A condition requiring emergency care is hepatic coma. Its symptoms are lethargy or agitation, convulsions, yellowness of the sclera and skin. dark urine, enlarged or decreased liver, increased vascular pattern on the anterior abdominal wall, ascites, nosebleeds, Kussmaul breathing, bradycardia, decreased blood pressure.

The tactic is hospitalization in the intensive care unit. Another emergency is perforated ulcer stomach and duodenum, characterized by sharp pain in the epigastrium or right hypochondrium, pain radiating to the subclavian region, scapula, spreading throughout the abdomen. Vomiting may occur when peritonitis develops. Emergency hospitalization to the surgical department is indicated.

It is important to remember that in the event of any emergency conditions, urgent hospitalization is indicated.

Prevention and treatment principles

The principles of treatment of the digestive system organs are reduced to eliminating causes and risk factors or reducing their influence, as well as eliminating their consequences.

Treatment of gastroenterological pathology is always long-term and systematic. Alcohol and smoking are prohibited and food intake must be observed.
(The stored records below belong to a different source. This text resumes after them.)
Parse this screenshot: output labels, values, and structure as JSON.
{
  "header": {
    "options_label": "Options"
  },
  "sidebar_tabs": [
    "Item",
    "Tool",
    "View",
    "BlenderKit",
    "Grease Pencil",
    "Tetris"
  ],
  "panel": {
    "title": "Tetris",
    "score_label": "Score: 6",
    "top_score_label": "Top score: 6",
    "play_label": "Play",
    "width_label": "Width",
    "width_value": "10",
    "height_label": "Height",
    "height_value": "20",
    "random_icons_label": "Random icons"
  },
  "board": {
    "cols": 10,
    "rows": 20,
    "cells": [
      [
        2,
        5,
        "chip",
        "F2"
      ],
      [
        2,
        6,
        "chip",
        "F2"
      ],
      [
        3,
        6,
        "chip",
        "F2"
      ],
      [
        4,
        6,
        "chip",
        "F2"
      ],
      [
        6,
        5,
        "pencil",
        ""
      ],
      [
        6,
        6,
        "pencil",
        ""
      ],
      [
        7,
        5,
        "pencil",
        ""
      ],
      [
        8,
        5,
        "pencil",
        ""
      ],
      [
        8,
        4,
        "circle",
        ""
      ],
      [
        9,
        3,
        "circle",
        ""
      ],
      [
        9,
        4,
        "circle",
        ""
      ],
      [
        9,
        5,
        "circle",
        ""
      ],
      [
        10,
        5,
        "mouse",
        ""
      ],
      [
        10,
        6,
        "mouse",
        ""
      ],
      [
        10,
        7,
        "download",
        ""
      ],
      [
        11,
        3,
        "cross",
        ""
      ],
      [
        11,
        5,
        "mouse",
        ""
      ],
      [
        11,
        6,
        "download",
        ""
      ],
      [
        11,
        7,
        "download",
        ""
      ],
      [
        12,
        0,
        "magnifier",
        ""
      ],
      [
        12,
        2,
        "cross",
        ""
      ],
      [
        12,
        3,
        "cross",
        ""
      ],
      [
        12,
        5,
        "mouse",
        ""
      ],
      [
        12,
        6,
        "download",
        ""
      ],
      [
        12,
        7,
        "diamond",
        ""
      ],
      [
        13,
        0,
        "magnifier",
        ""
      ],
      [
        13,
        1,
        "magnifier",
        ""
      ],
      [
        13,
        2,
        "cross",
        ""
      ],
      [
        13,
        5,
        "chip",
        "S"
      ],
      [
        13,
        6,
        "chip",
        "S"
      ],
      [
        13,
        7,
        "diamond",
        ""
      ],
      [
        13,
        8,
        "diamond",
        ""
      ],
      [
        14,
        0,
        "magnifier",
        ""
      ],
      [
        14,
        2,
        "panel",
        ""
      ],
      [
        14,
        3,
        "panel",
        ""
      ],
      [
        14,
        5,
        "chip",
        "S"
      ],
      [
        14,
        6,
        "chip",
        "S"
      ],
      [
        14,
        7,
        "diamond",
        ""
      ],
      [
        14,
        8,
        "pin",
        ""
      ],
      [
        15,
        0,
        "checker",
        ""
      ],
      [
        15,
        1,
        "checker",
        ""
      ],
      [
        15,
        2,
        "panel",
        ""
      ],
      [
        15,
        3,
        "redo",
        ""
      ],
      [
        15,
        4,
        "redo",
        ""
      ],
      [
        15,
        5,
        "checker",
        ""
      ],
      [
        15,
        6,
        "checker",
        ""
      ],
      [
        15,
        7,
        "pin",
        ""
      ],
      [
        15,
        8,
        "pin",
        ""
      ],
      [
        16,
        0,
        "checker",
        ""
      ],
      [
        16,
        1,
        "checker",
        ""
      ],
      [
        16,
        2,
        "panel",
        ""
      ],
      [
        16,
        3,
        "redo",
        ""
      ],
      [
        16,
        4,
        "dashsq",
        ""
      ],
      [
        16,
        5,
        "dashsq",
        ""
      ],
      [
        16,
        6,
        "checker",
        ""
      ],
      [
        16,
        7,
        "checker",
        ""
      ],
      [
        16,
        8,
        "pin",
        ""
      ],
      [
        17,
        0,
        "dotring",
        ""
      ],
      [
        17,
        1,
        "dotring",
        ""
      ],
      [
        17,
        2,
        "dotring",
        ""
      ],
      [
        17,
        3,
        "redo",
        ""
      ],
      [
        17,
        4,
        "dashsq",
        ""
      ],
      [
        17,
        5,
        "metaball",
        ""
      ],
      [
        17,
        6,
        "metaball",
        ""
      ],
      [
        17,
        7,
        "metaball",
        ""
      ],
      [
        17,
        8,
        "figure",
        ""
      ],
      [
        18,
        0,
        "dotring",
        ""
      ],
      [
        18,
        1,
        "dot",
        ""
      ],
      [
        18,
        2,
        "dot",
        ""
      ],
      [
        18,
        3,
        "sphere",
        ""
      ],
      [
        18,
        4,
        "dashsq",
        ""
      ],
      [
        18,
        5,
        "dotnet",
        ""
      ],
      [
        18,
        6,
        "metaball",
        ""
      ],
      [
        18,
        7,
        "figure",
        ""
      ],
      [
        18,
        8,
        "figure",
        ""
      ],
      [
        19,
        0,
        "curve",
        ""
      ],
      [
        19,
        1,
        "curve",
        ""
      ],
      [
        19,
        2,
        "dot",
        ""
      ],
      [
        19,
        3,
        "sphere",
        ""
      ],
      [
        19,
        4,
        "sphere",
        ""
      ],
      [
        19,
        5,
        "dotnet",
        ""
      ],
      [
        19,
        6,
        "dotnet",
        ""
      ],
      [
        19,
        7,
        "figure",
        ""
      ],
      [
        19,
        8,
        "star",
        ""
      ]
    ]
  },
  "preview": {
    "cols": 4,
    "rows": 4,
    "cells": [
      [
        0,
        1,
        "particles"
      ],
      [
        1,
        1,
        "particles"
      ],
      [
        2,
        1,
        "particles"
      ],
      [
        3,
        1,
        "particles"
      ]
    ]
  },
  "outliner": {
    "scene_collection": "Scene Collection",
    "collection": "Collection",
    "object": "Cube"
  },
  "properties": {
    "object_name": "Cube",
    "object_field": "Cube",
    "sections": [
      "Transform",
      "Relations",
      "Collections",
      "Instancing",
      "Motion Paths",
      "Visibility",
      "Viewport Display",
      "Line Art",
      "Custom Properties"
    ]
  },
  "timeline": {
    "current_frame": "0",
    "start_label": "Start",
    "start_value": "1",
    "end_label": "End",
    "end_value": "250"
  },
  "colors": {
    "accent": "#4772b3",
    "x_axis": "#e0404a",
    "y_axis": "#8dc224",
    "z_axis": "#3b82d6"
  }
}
A diet is prescribed depending on the disease. Developed special diets for various diseases, the so-called medical treatment tables. When treating gastric and duodenal ulcers, table No. 1, 1a, 1b is prescribed; for chronic acute gastritis, enteritis table No. 2 is shown; for constipation, table No. 3; for intestinal diseases with diarrhea, table No. 4; for diseases of the liver and biliary tract, table No. 5. In the treatment of gastric and duodenal ulcers and erosive esophagitis, a high-tech group of proton pump inhibitor drugs is used. They are prescribed to eliminate pain and dyspeptic symptoms. These drugs include rabeprazole, lansoprazole.

H2 receptor blockers (ranitidine), antibiotics, and bismuth subsalicylate are also used in the treatment of diseases of the gastrointestinal tract. Prevention of diseases of the digestive system includes, first of all, adherence to a diet and exclusion of fatty, spicy, smoked, highly salted, fried foods.

For existing chronic diseases, outpatient observation, examination by a therapist 1-2 times a year and preventive treatment in a sanatorium. Of course, routine medical examinations play an important role in identifying various pathologies.

Medical and social assistance in teenage rooms, conversations with teenagers on the topic of a healthy lifestyle and giving up bad habits are also used in the disease prevention system.

digestive ulcerative gastritis

Conclusion

The topic of digestive diseases is very relevant in the modern world.

Knowing the etiology of diseases and the resulting changes in the body, diagnostic methods have been developed, and various clinical researches medications for the highest quality therapy in gastroenterology.

Thanks to new modern knowledge and diagnostic methods, the most effective preventive work is carried out with the population to reduce the occurrence of diseases of the gastrointestinal tract, as well as to identify these diseases in the early stages of their development.

List of used literature

1. Gromnatsky N.I. Internal diseases.-M.: MIA, 2010-688p.

2. Gromnatsky N.I. Diagnosis and treatment of internal diseases.-M.: MIA, 2006-522p.

3. Eliseev Yu.Yu. Internal diseases.-M.: Kron-Press, 1999.- 848 p.

4. Eliseev Yu.Yu., Berezhnova I.A. Directory of the local therapist.-M.: Saratov, 2003-809p.